## Stream: general

### Topic: (fixed) comm_ring issues

#### Johan Commelin (Jul 18 2018 at 07:14):

I've got the following context/goal:

R : Type,
_inst_1 : ring.{0} R,
S : set.{0} R,
_inst_2 : @is_subring R _inst_1 S,
_inst_3 : comm_ring.{0} R,
a : R,
a_property : @has_mem.mem.{0 0} R (set.{0} R) (@set.has_mem.{0} R) a S,
b : R,
b_property : @has_mem.mem.{0 0} R (set.{0} R) (@set.has_mem.{0} R) b S
⊢ @eq.{1} R
(@has_mul.mul.{0} R
(@mul_zero_class.to_has_mul.{0} R (@semiring.to_mul_zero_class.{0} R (@ring.to_semiring.{0} R _inst_1)))
a
b)
(@has_mul.mul.{0} R
(@mul_zero_class.to_has_mul.{0} R (@semiring.to_mul_zero_class.{0} R (@ring.to_semiring.{0} R _inst_1)))
b
a)


#### Johan Commelin (Jul 18 2018 at 07:15):

For the record, here is my silly attempt to prove that subrings of comm rings are comm_ring:

instance subset.comm_ring [comm_ring R] : comm_ring S :=
{ mul_comm :=
begin
rintro ⟨a,_⟩ ⟨b,_⟩,
apply subtype.eq,
show a * b = b * a,
rw mul_comm,
end,
.. subset.ring }


#### Johan Commelin (Jul 18 2018 at 07:16):

Somehow Lean turns R into a semiring, instead of a comm_semigroup... And therefore I can't apply mul_comm.

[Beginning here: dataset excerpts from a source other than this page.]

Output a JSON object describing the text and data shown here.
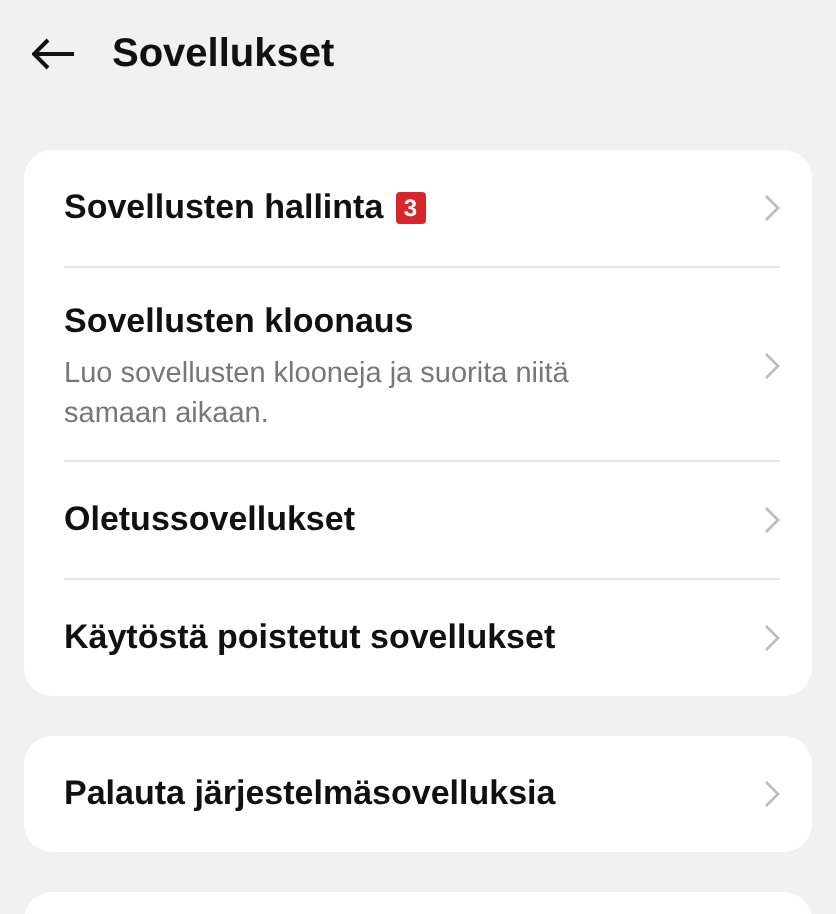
{
  "header": {
    "title": "Sovellukset"
  },
  "groups": [
    {
      "items": [
        {
          "title": "Sovellusten hallinta",
          "badge": "3"
        },
        {
          "title": "Sovellusten kloonaus",
          "subtitle": "Luo sovellusten klooneja ja suorita niitä samaan aikaan."
        },
        {
          "title": "Oletussovellukset"
        },
        {
          "title": "Käytöstä poistetut sovellukset"
        }
      ]
    },
    {
      "items": [
        {
          "title": "Palauta järjestelmäsovelluksia"
        }
      ]
    }
  ]
}
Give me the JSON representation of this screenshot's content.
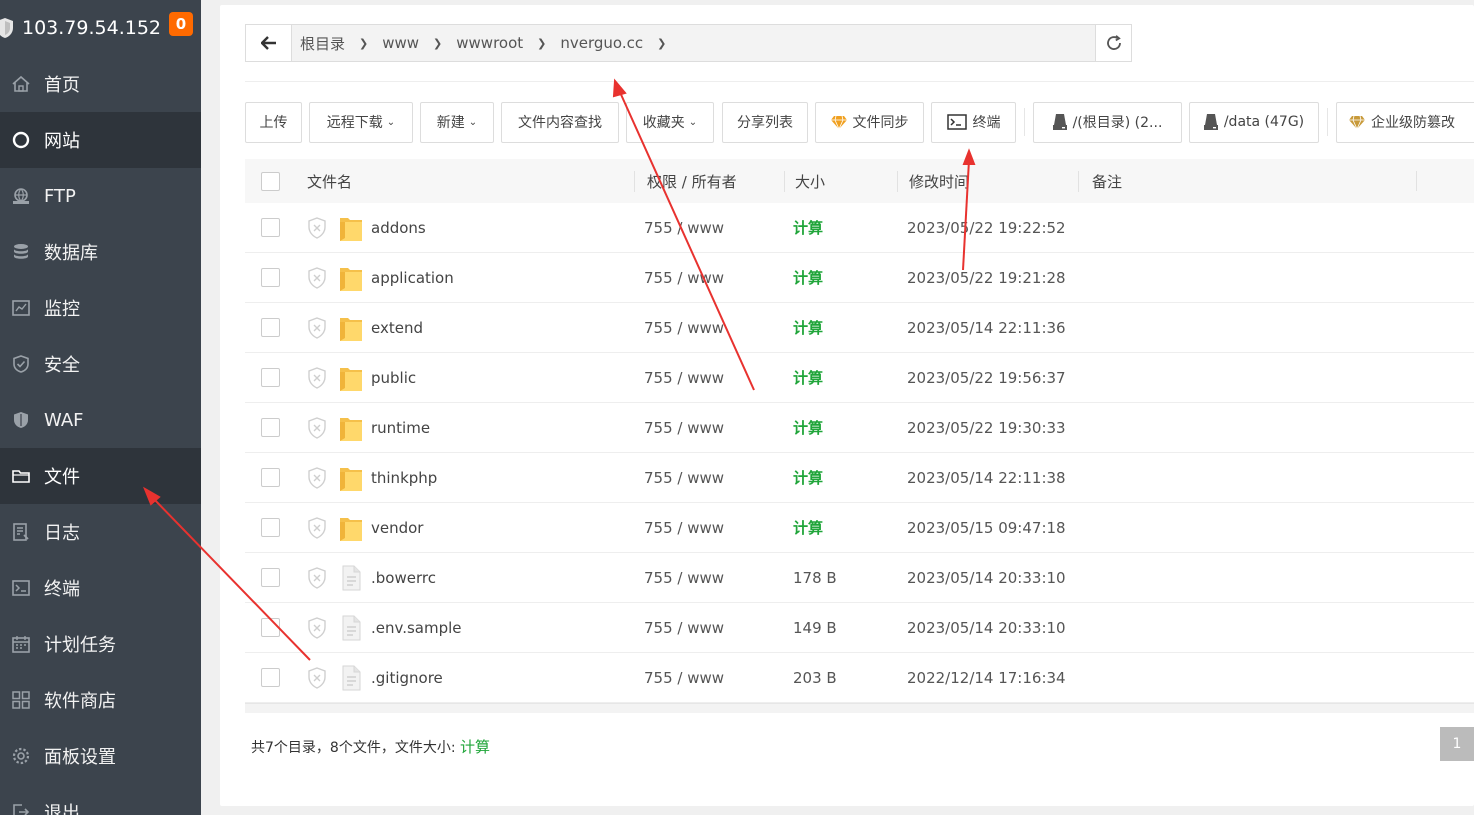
{
  "server": {
    "ip": "103.79.54.152",
    "badge": "0"
  },
  "sidebar": {
    "items": [
      {
        "label": "首页",
        "icon": "home-icon"
      },
      {
        "label": "网站",
        "icon": "globe-icon"
      },
      {
        "label": "FTP",
        "icon": "ftp-icon"
      },
      {
        "label": "数据库",
        "icon": "database-icon"
      },
      {
        "label": "监控",
        "icon": "monitor-icon"
      },
      {
        "label": "安全",
        "icon": "shield-icon"
      },
      {
        "label": "WAF",
        "icon": "waf-icon"
      },
      {
        "label": "文件",
        "icon": "folder-icon"
      },
      {
        "label": "日志",
        "icon": "log-icon"
      },
      {
        "label": "终端",
        "icon": "terminal-icon"
      },
      {
        "label": "计划任务",
        "icon": "calendar-icon"
      },
      {
        "label": "软件商店",
        "icon": "apps-icon"
      },
      {
        "label": "面板设置",
        "icon": "gear-icon"
      },
      {
        "label": "退出",
        "icon": "logout-icon"
      }
    ]
  },
  "breadcrumb": [
    "根目录",
    "www",
    "wwwroot",
    "nverguo.cc"
  ],
  "toolbar": {
    "upload": "上传",
    "remote_download": "远程下载",
    "new": "新建",
    "content_search": "文件内容查找",
    "favorites": "收藏夹",
    "share_list": "分享列表",
    "file_sync": "文件同步",
    "terminal": "终端",
    "disk_root": "/(根目录) (2...",
    "disk_data": "/data (47G)",
    "tamper": "企业级防篡改"
  },
  "table": {
    "headers": {
      "name": "文件名",
      "perm": "权限 / 所有者",
      "size": "大小",
      "mtime": "修改时间",
      "note": "备注"
    },
    "rows": [
      {
        "name": "addons",
        "type": "dir",
        "perm": "755 / www",
        "size": "计算",
        "mtime": "2023/05/22 19:22:52"
      },
      {
        "name": "application",
        "type": "dir",
        "perm": "755 / www",
        "size": "计算",
        "mtime": "2023/05/22 19:21:28"
      },
      {
        "name": "extend",
        "type": "dir",
        "perm": "755 / www",
        "size": "计算",
        "mtime": "2023/05/14 22:11:36"
      },
      {
        "name": "public",
        "type": "dir",
        "perm": "755 / www",
        "size": "计算",
        "mtime": "2023/05/22 19:56:37"
      },
      {
        "name": "runtime",
        "type": "dir",
        "perm": "755 / www",
        "size": "计算",
        "mtime": "2023/05/22 19:30:33"
      },
      {
        "name": "thinkphp",
        "type": "dir",
        "perm": "755 / www",
        "size": "计算",
        "mtime": "2023/05/14 22:11:38"
      },
      {
        "name": "vendor",
        "type": "dir",
        "perm": "755 / www",
        "size": "计算",
        "mtime": "2023/05/15 09:47:18"
      },
      {
        "name": ".bowerrc",
        "type": "file",
        "perm": "755 / www",
        "size": "178 B",
        "mtime": "2023/05/14 20:33:10"
      },
      {
        "name": ".env.sample",
        "type": "file",
        "perm": "755 / www",
        "size": "149 B",
        "mtime": "2023/05/14 20:33:10"
      },
      {
        "name": ".gitignore",
        "type": "file",
        "perm": "755 / www",
        "size": "203 B",
        "mtime": "2022/12/14 17:16:34"
      }
    ]
  },
  "summary": {
    "text": "共7个目录，8个文件，文件大小: ",
    "calc": "计算"
  },
  "pager": {
    "current": "1"
  },
  "colors": {
    "sidebar_bg": "#3c444d",
    "accent_green": "#20a53a",
    "badge_orange": "#ff6a00",
    "annotation_red": "#e8322f"
  }
}
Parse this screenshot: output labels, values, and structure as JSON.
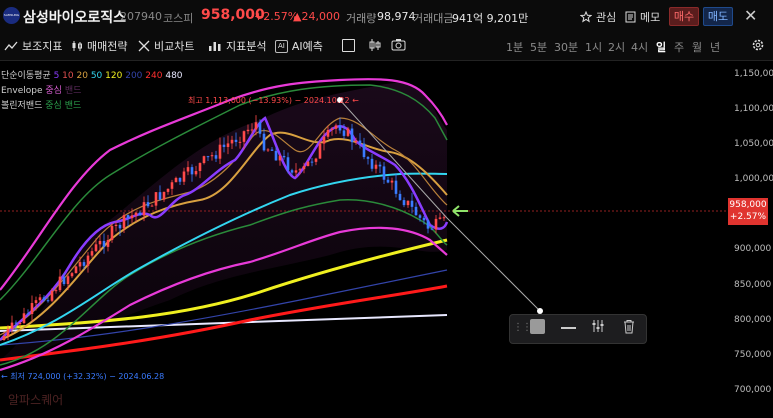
{
  "header": {
    "logo_text": "SAMSUNG BIOLOGICS",
    "name": "삼성바이오로직스",
    "code": "207940",
    "market": "코스피",
    "price": "958,000",
    "change_pct": "+2.57%",
    "change_amt": "▲24,000",
    "volume_label": "거래량",
    "volume": "98,974",
    "amount_label": "거래대금",
    "amount": "941억 9,201만",
    "watch_label": "관심",
    "memo_label": "메모",
    "buy_label": "매수",
    "sell_label": "매도",
    "close_label": "✕"
  },
  "toolbar": {
    "indicators": "보조지표",
    "strategy": "매매전략",
    "compare": "비교차트",
    "analysis": "지표분석",
    "ai_badge": "AI",
    "ai": "AI예측",
    "timeframes": [
      "1분",
      "5분",
      "30분",
      "1시",
      "2시",
      "4시",
      "일",
      "주",
      "월",
      "년"
    ],
    "active_timeframe": "일"
  },
  "legend": {
    "ma_label": "단순이동평균",
    "ma_periods": [
      "5",
      "10",
      "20",
      "50",
      "120",
      "200",
      "240",
      "480"
    ],
    "envelope_label": "Envelope",
    "envelope_center": "중심",
    "envelope_band": "밴드",
    "bb_label": "볼린저밴드",
    "bb_center": "중심",
    "bb_band": "밴드"
  },
  "annotations": {
    "high": "최고 1,113,000 (−13.93%) − 2024.10.22 ←",
    "low": "← 최저 724,000 (+32.32%) − 2024.06.28"
  },
  "y_axis": [
    "1,150,000",
    "1,100,000",
    "1,050,000",
    "1,000,000",
    "950,000",
    "900,000",
    "850,000",
    "800,000",
    "750,000",
    "700,000"
  ],
  "last_price": {
    "price": "958,000",
    "pct": "+2.57%"
  },
  "watermark": "알파스퀘어",
  "colors": {
    "up": "#ff4a4a",
    "down": "#3a7bff",
    "accent_green": "#7ed321"
  }
}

#### Johan Commelin (Jul 18 2018 at 07:17):

For even more record:

instance subset.ring : ring S :=
{ add_comm      := assume ⟨a,_⟩ ⟨b,_⟩, subtype.eq $add_comm _ _, left_distrib := assume ⟨a,_⟩ ⟨b,_⟩ ⟨c,_⟩, subtype.eq$ left_distrib _ _ _,
right_distrib := assume ⟨a,_⟩ ⟨b,_⟩ ⟨c,_⟩, subtype.eq \$ right_distrib _ _ _,
.. subtype.monoid }


That was nice and easy... (and maybe with Scott's tactics it will become even easier!) but if I substitute mul for add it borks out.

#### Johan Commelin (Jul 18 2018 at 07:21):

Fixed. Lean starts crying if I tell it that R is a ring and a comm_ring.

#### Johan Commelin (Jul 18 2018 at 07:21):

And I understand why.

#### Johan Commelin (Jul 18 2018 at 07:22):

It just means that I cannot use the variables {R : Type} [ring R] from the top of my file.

#### Mario Carneiro (Jul 18 2018 at 07:41):

If you put {R} [comm_ring R] in the statement instead of just [comm_ring R] it will override the R in the enclosing section

#### Johan Commelin (Jul 18 2018 at 07:42):

OTOH, then I still can't use the variables {S : set R} [is_subring S] from the top of my file.

#### Johan Commelin (Jul 18 2018 at 07:43):

What I would need is to somehow tell lean: "Hey, in addition to all the other hypotheses, please extend the ring instance into a comm_ring instance."

#### Patrick Massot (Jul 18 2018 at 07:51):

I don't understand what you are doing. Haven't you already done that in https://github.com/kbuzzard/lean-perfectoid-spaces/blob/master/src/for_mathlib/subring.lean?

#### Johan Commelin (Jul 18 2018 at 07:54):

Not the bit on commutative rings.

#### Johan Commelin (Jul 18 2018 at 07:55):

Only plain old rings

Last updated: May 16 2021 at 05:21 UTC